REPUBLIKA.CO.ID, JAKARTA -- Besarnya alokasi subsidi bahan bakar minyak (BBM) dalam Anggaran Pendapatan dan Belanja Negara (APBN) mengakibatkan ruang fiskal menjadi terbatas. Menurut Kepala Lembaga Penyelidikan Ekonomi dan Masyarakat Fakultas Ekonomi Universitas Indonesia I Kadek Dian Sutrisna Artha, terdapat tiga opsi untuk mengurangi belanja subsidi BBM.

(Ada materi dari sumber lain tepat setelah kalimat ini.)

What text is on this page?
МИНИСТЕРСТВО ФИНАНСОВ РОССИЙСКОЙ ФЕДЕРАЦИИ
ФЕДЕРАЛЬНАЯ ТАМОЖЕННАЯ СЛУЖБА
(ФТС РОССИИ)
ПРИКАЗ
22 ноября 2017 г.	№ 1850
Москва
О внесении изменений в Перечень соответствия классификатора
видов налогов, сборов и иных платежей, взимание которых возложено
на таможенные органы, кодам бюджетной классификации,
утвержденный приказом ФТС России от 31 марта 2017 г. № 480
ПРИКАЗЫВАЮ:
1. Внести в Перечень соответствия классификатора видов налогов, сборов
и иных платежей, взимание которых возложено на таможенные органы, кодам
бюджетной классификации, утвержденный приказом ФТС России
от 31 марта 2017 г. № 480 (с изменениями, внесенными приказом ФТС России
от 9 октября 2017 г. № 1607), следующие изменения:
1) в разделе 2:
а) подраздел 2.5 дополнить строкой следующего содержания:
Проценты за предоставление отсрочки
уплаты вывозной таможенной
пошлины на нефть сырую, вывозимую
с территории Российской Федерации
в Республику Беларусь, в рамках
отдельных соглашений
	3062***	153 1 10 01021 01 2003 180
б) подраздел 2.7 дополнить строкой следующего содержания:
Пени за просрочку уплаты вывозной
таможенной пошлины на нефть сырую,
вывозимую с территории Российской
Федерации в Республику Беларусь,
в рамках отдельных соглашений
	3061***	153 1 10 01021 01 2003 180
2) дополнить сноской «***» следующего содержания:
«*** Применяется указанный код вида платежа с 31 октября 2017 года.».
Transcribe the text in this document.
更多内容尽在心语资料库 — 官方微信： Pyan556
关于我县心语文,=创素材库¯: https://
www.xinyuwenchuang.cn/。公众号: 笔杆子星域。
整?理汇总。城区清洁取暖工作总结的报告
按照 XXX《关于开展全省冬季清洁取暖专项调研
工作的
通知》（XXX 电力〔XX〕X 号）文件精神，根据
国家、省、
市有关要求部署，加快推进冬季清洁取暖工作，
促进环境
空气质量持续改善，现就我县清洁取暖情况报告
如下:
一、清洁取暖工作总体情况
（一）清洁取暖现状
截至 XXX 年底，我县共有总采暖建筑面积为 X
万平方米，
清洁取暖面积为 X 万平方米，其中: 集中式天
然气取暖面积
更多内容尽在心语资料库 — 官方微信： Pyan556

Pertama, membatasi penggunaan energi fosil tersebut. Kedua, menaikkan harga jual. Ketiga, menerapkan subsidi tetap.Maksudnya, setiap liter BBM dialokasikan anggaran semisal Rp 1.000 per liter. Jika nanti terdapat perubahan sejumlah variabel seperti nilai tukar rupiah, maka harga BBM akan naik atau turun mengikuti.
Berdasarkan kajian LPEM, Artha menyebut menaikkan harga jual adalah opsi terbaik. Terdapat dua aspek yang dicermati yakni dari sisi penghematan dan inflasi. "Penghematannya besar sekitar Rp 48 triliun dan inflasi pun moderat di mana tambahannya sekitar satu persen," kata Artha.
Namun begitu, Artha menyebut kenaikan harga BBM juga mutlak memperhitungkan timing (waktu pelaksanaan). Tingkat inflasi pada kurun waktu tertentu, harus diperhatikan. Berdasarkan data dari tahun ke tahun, inflasi rendah umumnnya terjadi pada Maret-April dan September.
"Pemerintah harus concern pada waktu," ujar Artha.
Selain itu, dampak ekonomi akibat kenaikan harga BBM juga harus diperhatikan. Sebab, transmisi imbas kenaikan ini berbeda di sejumlah daerah.Sebagai contoh di Nusa Tenggara Timur. Di sana, kenaikan harga BBM mengakibatkan kenaikan harga barang maupun jasa di sektor kesehatan.
"Mungkin karena obat-obatan berasal dari Jawa dan harus dibawa dengan alat transportasi. Kalau naik, maka beri pengaruh," kata Artha.